Mes clientes me demandent régulièrement ce que je pense des antidépresseurs ou des anxiolytiques. C’est pourquoi, j’ai décidé aujourd’hui d’en faire un article.

Ce que je constate

Un certain nombre de mes clientes sont suivies par un médecin soit en amont de ma rencontre avec elles, soit pendant leur accompagnement.

Parfois, leur médecin leur prescrit des antidépresseurs ou des anxiolytiques. Si certaines les prennent de façon fluide, d’autres refusent de commencer ce genre de traitement.

Elles ont peur. Elles me le disent. Ce type de médicaments leur fait peur. Ces pilules renvoient à quelque chose de négatif.
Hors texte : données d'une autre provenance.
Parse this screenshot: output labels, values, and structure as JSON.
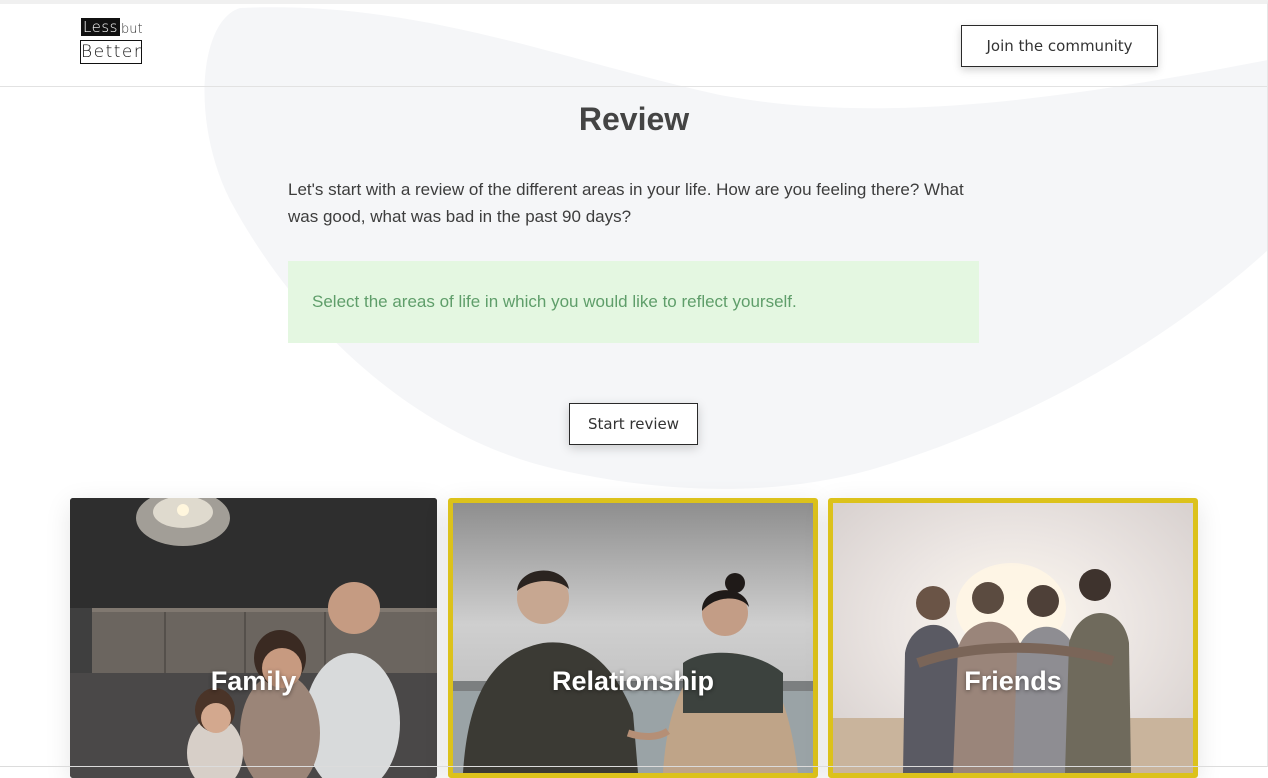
{
  "header": {
    "logo": {
      "line1": "Less",
      "line1_suffix": "but",
      "line2": "Better"
    },
    "join_button": "Join the community"
  },
  "main": {
    "title": "Review",
    "intro": "Let's start with a review of the different areas in your life. How are you feeling there? What was good, what was bad in the past 90 days?",
    "alert": "Select the areas of life in which you would like to reflect yourself.",
    "start_button": "Start review"
  },
  "areas": [
    {
      "label": "Family",
      "selected": false,
      "image": "family-kitchen-photo"
    },
    {
      "label": "Relationship",
      "selected": true,
      "image": "couple-holding-hands-photo"
    },
    {
      "label": "Friends",
      "selected": true,
      "image": "friends-sunset-photo"
    }
  ],
  "colors": {
    "selected_border": "#dcc21b",
    "alert_background": "#e4f7e1",
    "alert_text": "#5f9e6a",
    "blob": "#f5f6f8"
  }
}
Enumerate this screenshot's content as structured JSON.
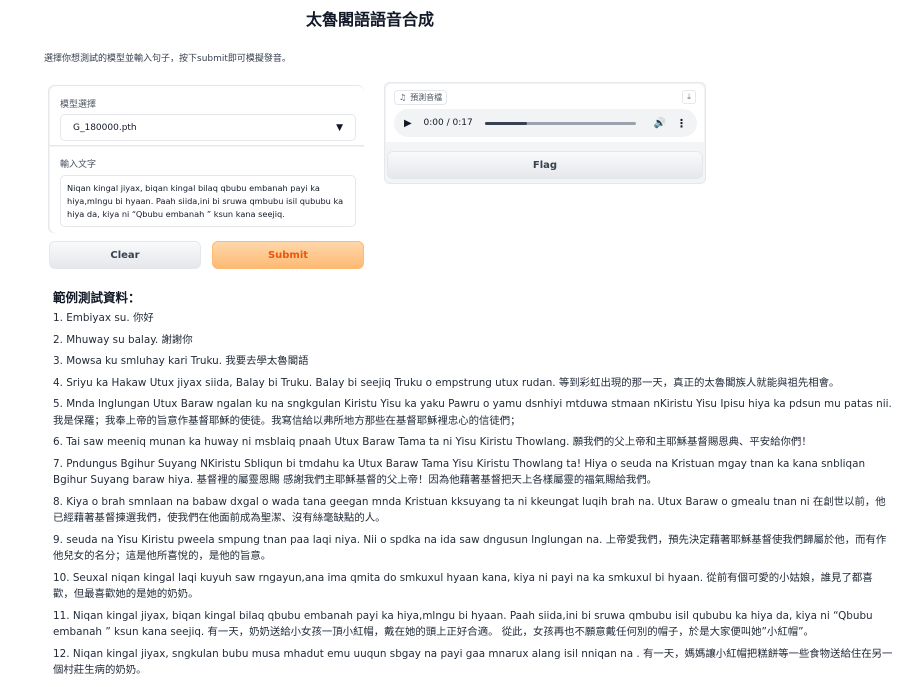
{
  "header": {
    "title": "太魯閣語語音合成",
    "subtitle": "選擇你想測試的模型並輸入句子，按下submit即可模擬發音。"
  },
  "model": {
    "label": "模型選擇",
    "selected": "G_180000.pth"
  },
  "input": {
    "label": "輸入文字",
    "value": "Niqan kingal jiyax, biqan kingal bilaq qbubu embanah payi ka hiya,mlngu bi hyaan. Paah siida,ini bi sruwa qmbubu isil qububu ka hiya da, kiya ni “Qbubu embanah ” ksun kana seejiq."
  },
  "buttons": {
    "clear": "Clear",
    "submit": "Submit",
    "flag": "Flag"
  },
  "audio": {
    "label": "預測音檔",
    "time": "0:00 / 0:17",
    "progress": 0.28
  },
  "examples": {
    "title": "範例測試資料：",
    "items": [
      "1. Embiyax su. 你好",
      "2. Mhuway su balay. 謝謝你",
      "3. Mowsa ku smluhay kari Truku. 我要去學太魯閣語",
      "4. Sriyu ka Hakaw Utux jiyax siida, Balay bi Truku. Balay bi seejiq Truku o empstrung utux rudan. 等到彩虹出現的那一天，真正的太魯閣族人就能與祖先相會。",
      "5. Mnda lnglungan Utux Baraw ngalan ku na sngkgulan Kiristu Yisu ka yaku Pawru o yamu dsnhiyi mtduwa stmaan nKiristu Yisu Ipisu hiya ka pdsun mu patas nii. 我是保羅；我奉上帝的旨意作基督耶穌的使徒。我寫信給以弗所地方那些在基督耶穌裡忠心的信徒們；",
      "6. Tai saw meeniq munan ka huway ni msblaiq pnaah Utux Baraw Tama ta ni Yisu Kiristu Thowlang. 願我們的父上帝和主耶穌基督賜恩典、平安給你們！",
      "7. Pndungus Bgihur Suyang NKiristu Sbliqun bi tmdahu ka Utux Baraw Tama Yisu Kiristu Thowlang ta! Hiya o seuda na Kristuan mgay tnan ka kana snbliqan Bgihur Suyang baraw hiya. 基督裡的屬靈恩賜 感謝我們主耶穌基督的父上帝！因為他藉著基督把天上各樣屬靈的福氣賜給我們。",
      "8. Kiya o brah smnlaan na babaw dxgal o wada tana geegan mnda Kristuan kksuyang ta ni kkeungat luqih brah na. Utux Baraw o gmealu tnan ni 在創世以前，他已經藉著基督揀選我們，使我們在他面前成為聖潔、沒有絲毫缺點的人。",
      "9. seuda na Yisu Kiristu pweela smpung tnan paa laqi niya. Nii o spdka na ida saw dngusun lnglungan na. 上帝愛我們，預先決定藉著耶穌基督使我們歸屬於他，而有作他兒女的名分；這是他所喜悅的，是他的旨意。",
      "10. Seuxal niqan kingal laqi kuyuh saw rngayun,ana ima qmita do smkuxul hyaan kana, kiya ni payi na ka smkuxul bi hyaan. 從前有個可愛的小姑娘，誰見了都喜歡，但最喜歡她的是她的奶奶。",
      "11. Niqan kingal jiyax, biqan kingal bilaq qbubu embanah payi ka hiya,mlngu bi hyaan. Paah siida,ini bi sruwa qmbubu isil qububu ka hiya da, kiya ni “Qbubu embanah ” ksun kana seejiq. 有一天，奶奶送給小女孩一頂小紅帽，戴在她的頭上正好合適。 從此，女孩再也不願意戴任何別的帽子，於是大家便叫她”小紅帽”。",
      "12. Niqan kingal jiyax, sngkulan bubu musa mhadut emu uuqun sbgay na payi gaa mnarux alang isil nniqan na . 有一天，媽媽讓小紅帽把糕餅等一些食物送給住在另一個村莊生病的奶奶。"
    ]
  }
}
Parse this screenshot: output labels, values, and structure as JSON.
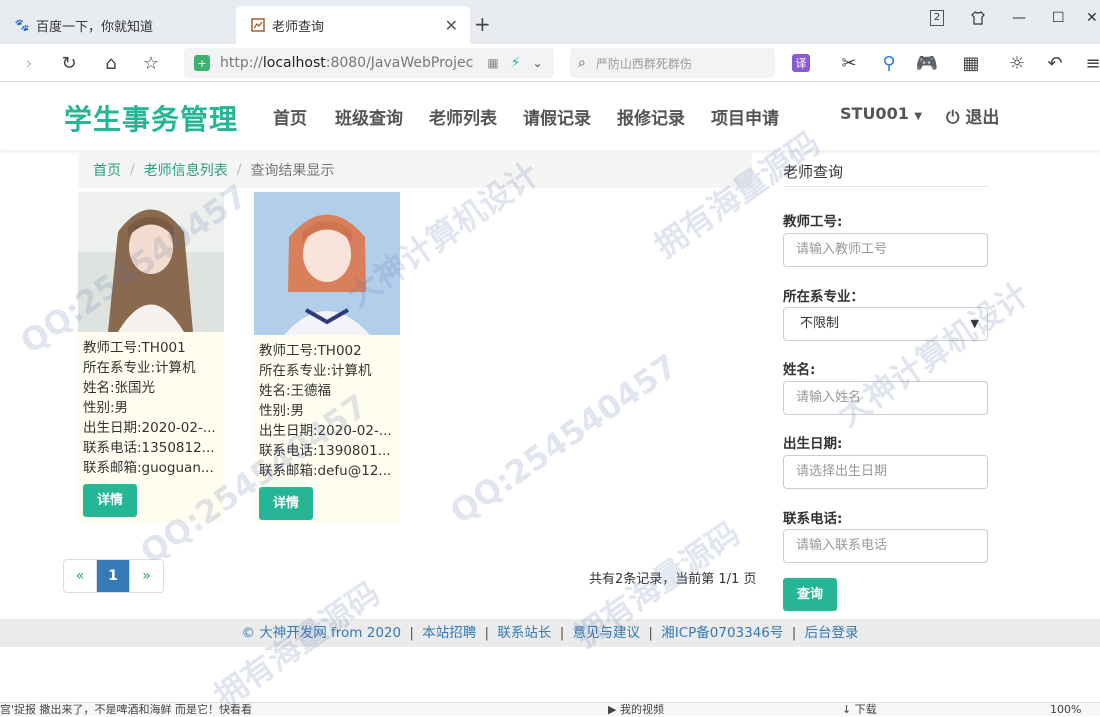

« Peur de la dépendance et de ne plus pouvoir s’arrêter, 
Peur de l’image que cela renvoie d’elles,
Sensation que prendre ces médicaments, c’est « changer de catégorie dans le mal-être », 
Peur d’être assommée, sédatée ou de devenir folle »… 

Bref, elles laissent l’ordonnance dormir au fond de leur sac et quand je les retrouve, elles me posent la question : « Mon médecin m’a prescrit des anxiolytiques / antidépresseurs mais je ne veux pas les prendre. Qu’en pensez-vous ?« .

Evidemment, je n’ai pas à donner mon avis. Je ne suis ni médecin ni psychiatre.

Je peux juste faire part de mon expérience en tant que thérapeute et de la complémentarité que les soins allopathiques peuvent avoir avec des approches dites « douces ».

Ce qu’il se passe souvent

Il arrive régulièrement qu’après une semaine ou plus de réticence à prendre le dit traitement, elles décident finalement de tester, à bout de force, fatiguées, lasses de tout. Et là, miracle, en 48 à 72h, elles se sentent mieux. Elles ne savent pas toujours décrire ce « mieux » mais leur quotidien leur semble moins lourd et pénible. Le temps de régler le dosage parfait pour elles, elles retrouvent un peu leur sourire et leur joie de vivre.

Leurs peurs concernant le traitement sont toujours là mais quelque chose s’est relâché. Comme une sorte d’acceptation de leur mal-être et surtout de son intensité…

Ce que je pense

Ce que je pense avant tout, c’est que chacun est libre de faire ce qui lui convient. Oui cela peut passer par des refus, des peurs, des résistances, des questionnements. C’est OK. En tant que thérapeute, c’est ce cheminement-là que j’accompagne. Pas le choix de prendre ou non des traitements médicamenteux.

Ensuite, je constate qu’effectivement, bien prescrit et bien pris, c’est à dire en conscience, sur plusieurs mois, dans l’optique que cela reste un passage, le confort émotionnel s’améliore. Et cela fait du bien d’avoir un peu de répit quand on se sent mal.

Pour moi, l’observance de ces traitements est étroitement liée à l’acceptation de son propre état. Les clientes auxquelles je pense à propos de ces médicaments « tombent véritablement de l’armoire » face à ce qu’il leur arrive : burn-out brutal, dépression, rupture,… Elles traversent souvent une première période dans laquelle elles sont comme en état de choc, sidérées de leur état. Et parfois, une partie de leur être ne veut pas de cet état.

Impossible que j’en sois là. Ce n’est pas moi. Qu’est-ce qu’il s’est passé pour que j’en sois là ? 

Avec le temps, la conscience se développe et l’accueil de leur mal-être peut se faire. C’est à partir de là, il me semble, que les traitements médicamenteux peuvent trouver leur juste place – si la personne le souhaite évidemment.

C’est à dire : quand ces clientes accueillent leur vulnérabilité non pas comme une faiblesse honteuse mais comme une réalité avec laquelle elles décident de faire. Quand ces clientes accueillent leur vulnérabilité, non pas comme un défaut mais comme un droit de craquer, un droit de lâcher-prise sur ce qu’elles ne peuvent plus « gérer » et sur ce qui leur fait si mal.

Quelque soit leur choix par rapport à la prise du traitement prescrit, le principe reste le même « de ma place ». Plus on accueille ce que l’on ressent et mieux on peut le dépasser.

Ensuite, c’est une question de méthode. On peut apprendre à prendre soin de soi, seul(e) et/ ou avec l’aide d’un(e) professionnel(le). On peut prendre un traitement antidépresseur et/ou commencer la méditation. On peut se remettre au sport et/ou consulter un(e) psychologue.

Peu importe. Chacun peut trouver ce qui lui fait du bien. Et c’est là, qu’est le vrai sujet selon moi. Trouver ce qui nous fait réellement du bien.